Hey guys! It’s Grace! You’ll never guess where we are, the motherfucking Freekegg homeworld!

Boy, are we going to have some deals for YOU!

While you are waiting for that attachment, I sent you ANOTHER one that I think you will find almost as enticing. We even added a few moves just for YOU!

Attachment: Sex Tape!

A few moments later, both Bzkorrans stared at their screens with huge eyes.

“Um… I…” the trade mistress stammered, “I gotta go moisturize…”

After the trade mistress sprinted out of her office, Harzalla looked at her screen and sighed.

It could work… really work!!!

***

“Hahahaha!!!” Morgan Analytica howled, causing Jessica to jump and spill her tea. “Boss, you aren’t going to believe this!”

“Probably not,” Jessica sighed as she looked up from pages of minutiae. “What?”

“There is something burning up the Bzkorran trade network… HA!”

“I assume you are going to show me?”

“Depends. Do you want to watch it by yourself or with Gordon?”

“It’s that freaky?”

“Oh yeah…”

A few minutes later Jessica closed the video player.

“The Bzkorrans are the ones with that feet thing, right?”

“Yup.”

Laughing, she shook her head and summoned Terrence.

“Ma’am?”

“Terrence, I’m going to need a pedicure.”

“A pedicure, Ma’am?”

“Would you like for me to explain?” she asked impishly.

“…No… Ma’am…”

“Smart man.”

“I will engage the services of the appropriate professional at once,” Terrence said as he left the room.

***

Jacqueline Gallardo, Alan’s mother, lounged at her desk on her very well-appointed supertanker in deep space.

She raised an eyebrow at an incoming message.

It was from that asshole Drekker Wyrm, that whore’s father.

She clicked the teleconference invite with cold disdain.

“What do you want,” she seethed at the grinning bearded and mustached man absolutely beaming at her.

“You know, I always wondered what my little hellion saw in that uptight little prick of yours…”

His grin grew.

“Now I know.
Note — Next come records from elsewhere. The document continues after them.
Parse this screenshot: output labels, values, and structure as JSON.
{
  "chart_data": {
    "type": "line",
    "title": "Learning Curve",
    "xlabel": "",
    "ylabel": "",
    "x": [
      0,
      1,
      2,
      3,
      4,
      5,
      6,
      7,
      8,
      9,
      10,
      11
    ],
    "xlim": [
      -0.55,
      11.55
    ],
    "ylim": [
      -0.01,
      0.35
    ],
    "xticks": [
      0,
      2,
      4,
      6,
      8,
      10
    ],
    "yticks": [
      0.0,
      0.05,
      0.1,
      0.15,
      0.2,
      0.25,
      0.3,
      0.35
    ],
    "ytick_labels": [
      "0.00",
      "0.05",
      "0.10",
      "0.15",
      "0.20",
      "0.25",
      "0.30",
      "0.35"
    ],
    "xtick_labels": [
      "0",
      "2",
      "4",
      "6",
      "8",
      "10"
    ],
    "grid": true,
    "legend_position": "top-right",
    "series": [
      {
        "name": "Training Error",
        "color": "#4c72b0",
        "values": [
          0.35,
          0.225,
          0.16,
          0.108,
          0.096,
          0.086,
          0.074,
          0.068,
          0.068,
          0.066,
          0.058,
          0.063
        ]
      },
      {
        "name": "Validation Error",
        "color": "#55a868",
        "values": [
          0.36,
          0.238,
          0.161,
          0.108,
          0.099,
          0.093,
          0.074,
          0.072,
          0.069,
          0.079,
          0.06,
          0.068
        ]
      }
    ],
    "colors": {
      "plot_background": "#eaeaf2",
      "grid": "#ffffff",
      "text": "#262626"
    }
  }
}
Now everyoneknows.”

“What are you babbling about this time?” she replied icily, “Did you misread your recipe book again?”

“What did you feed that boy?” he snorted. “And can I get a prescription?”

“What are you talking about?”

“You haven’t seen?!?” he laughed, “Well, allow me.”

A video file appeared in secure quarantine.

“My lovely wife sends her regards,” he said, “and if the father is anything like the son, her admiration and heartfelt envy!”

With a laugh, the transmission ended.

Moments later, an agonized, enraged scream echoed down the halls of her stately vessel…

…temporarily drowning out the snickers that were already starting to spread.